Mit dem 1:1 zur Halbzeit konnte niemand wirklich zufrieden sein. Cottbus mit Blick auf das Ergebnis und Leipzig mit Blick auf ihre Leistung. Immerhin besserte sich eine Sache nach dem Seitenwechsel. Die Gäste hielten nun deutlich besser dagegen und konnten sich mehr und mehr auch eigene Chancen erspielen. Dennoch blieb Cottbus das gefährlichere Team. Putze (59.) und Zografakis (73.) waren nur ein paar Beispiele für die guten Möglichkeiten von Energie.
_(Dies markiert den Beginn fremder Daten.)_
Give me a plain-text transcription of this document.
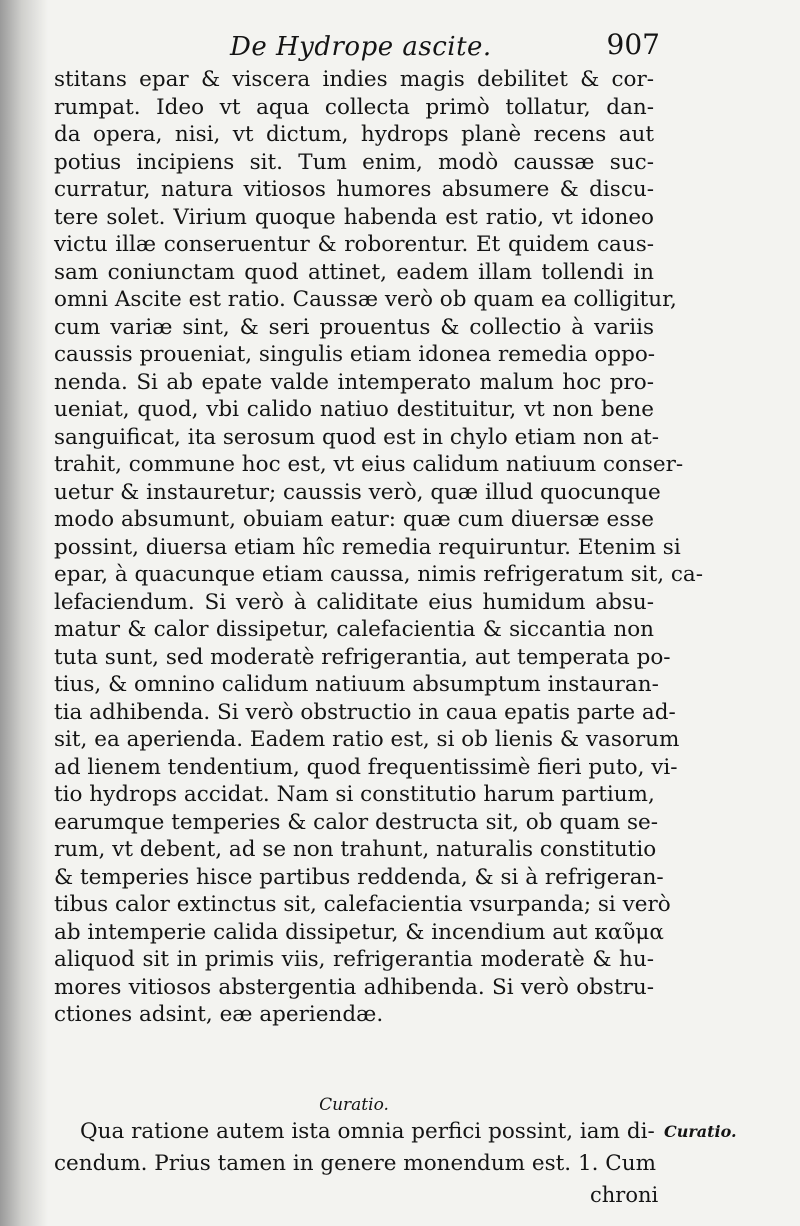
De Hydrope ascite.	907
stitans epar & viscera indies magis debilitet & cor-
rumpat. Ideo vt aqua collecta primò tollatur, dan-
da opera, nisi, vt dictum, hydrops planè recens aut
potius incipiens sit. Tum enim, modò caussæ suc-
curratur, natura vitiosos humores absumere & discu-
tere solet. Virium quoque habenda est ratio, vt idoneo
victu illæ conseruentur & roborentur. Et quidem caus-
sam coniunctam quod attinet, eadem illam tollendi in
omni Ascite est ratio. Caussæ verò ob quam ea colligitur,
cum variæ sint, & seri prouentus & collectio à variis
caussis proueniat, singulis etiam idonea remedia oppo-
nenda. Si ab epate valde intemperato malum hoc pro-
ueniat, quod, vbi calido natiuo destituitur, vt non bene
sanguificat, ita serosum quod est in chylo etiam non at-
trahit, commune hoc est, vt eius calidum natiuum conser-
uetur & instauretur; caussis verò, quæ illud quocunque
modo absumunt, obuiam eatur: quæ cum diuersæ esse
possint, diuersa etiam hîc remedia requiruntur. Etenim si
epar, à quacunque etiam caussa, nimis refrigeratum sit, ca-
lefaciendum. Si verò à caliditate eius humidum absu-
matur & calor dissipetur, calefacientia & siccantia non
tuta sunt, sed moderatè refrigerantia, aut temperata po-
tius, & omnino calidum natiuum absumptum instauran-
tia adhibenda. Si verò obstructio in caua epatis parte ad-
sit, ea aperienda. Eadem ratio est, si ob lienis & vasorum
ad lienem tendentium, quod frequentissimè fieri puto, vi-
tio hydrops accidat. Nam si constitutio harum partium,
earumque temperies & calor destructa sit, ob quam se-
rum, vt debent, ad se non trahunt, naturalis constitutio
& temperies hisce partibus reddenda, & si à refrigeran-
tibus calor extinctus sit, calefacientia vsurpanda; si verò
ab intemperie calida dissipetur, & incendium aut καῦμα
aliquod sit in primis viis, refrigerantia moderatè & hu-
mores vitiosos abstergentia adhibenda. Si verò obstru-
ctiones adsint, eæ aperiendæ.
Curatio.
Qua ratione autem ista omnia perfici possint, iam di-
cendum. Prius tamen in genere monendum est. 1. Cum
Curatio.
chroni
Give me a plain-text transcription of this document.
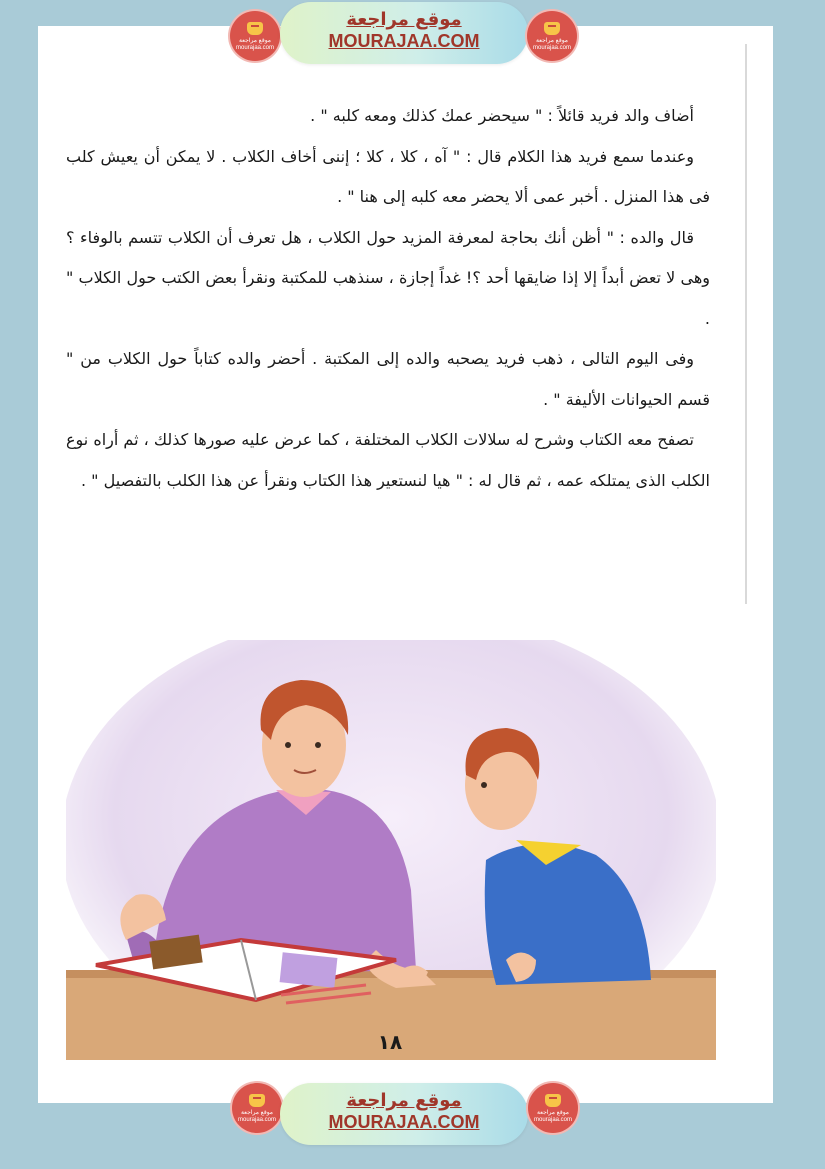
موقع مراجعة
mourajaa.com
موقع مراجعة
MOURAJAA.COM	موقع مراجعة
mourajaa.com

أضاف والد فريد قائلاً : " سيحضر عمك كذلك ومعه كلبه " .

وعندما سمع فريد هذا الكلام قال : " آه ، كلا ، كلا ؛ إننى أخاف الكلاب . لا يمكن أن يعيش كلب فى هذا المنزل . أخبر عمى ألا يحضر معه كلبه إلى هنا " .

قال والده : " أظن أنك بحاجة لمعرفة المزيد حول الكلاب ، هل تعرف أن الكلاب تتسم بالوفاء ؟ وهى لا تعض أبداً إلا إذا ضايقها أحد ؟! غداً إجازة ، سنذهب للمكتبة ونقرأ بعض الكتب حول الكلاب " .

وفى اليوم التالى ، ذهب فريد يصحبه والده إلى المكتبة . أحضر والده كتاباً حول الكلاب من " قسم الحيوانات الأليفة " .

تصفح معه الكتاب وشرح له سلالات الكلاب المختلفة ، كما عرض عليه صورها كذلك ، ثم أراه نوع الكلب الذى يمتلكه عمه ، ثم قال له : " هيا لنستعير هذا الكتاب ونقرأ عن هذا الكلب بالتفصيل " .

١٨
موقع مراجعة
mourajaa.com
موقع مراجعة
MOURAJAA.COM	موقع مراجعة
mourajaa.com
Die größte hatte jedoch Janik Mäder in der 75. Minute. Nachdem sich Sievers bei einer Hereingabe verschätze, hätte der FCE-Stürmer aus kurzer Distanz nur noch ins leere Tor einschieben müssen. Aber er setzte den Ball an die Latte und beließ es tatsächlich beim Unentschieden. Unfasssbar!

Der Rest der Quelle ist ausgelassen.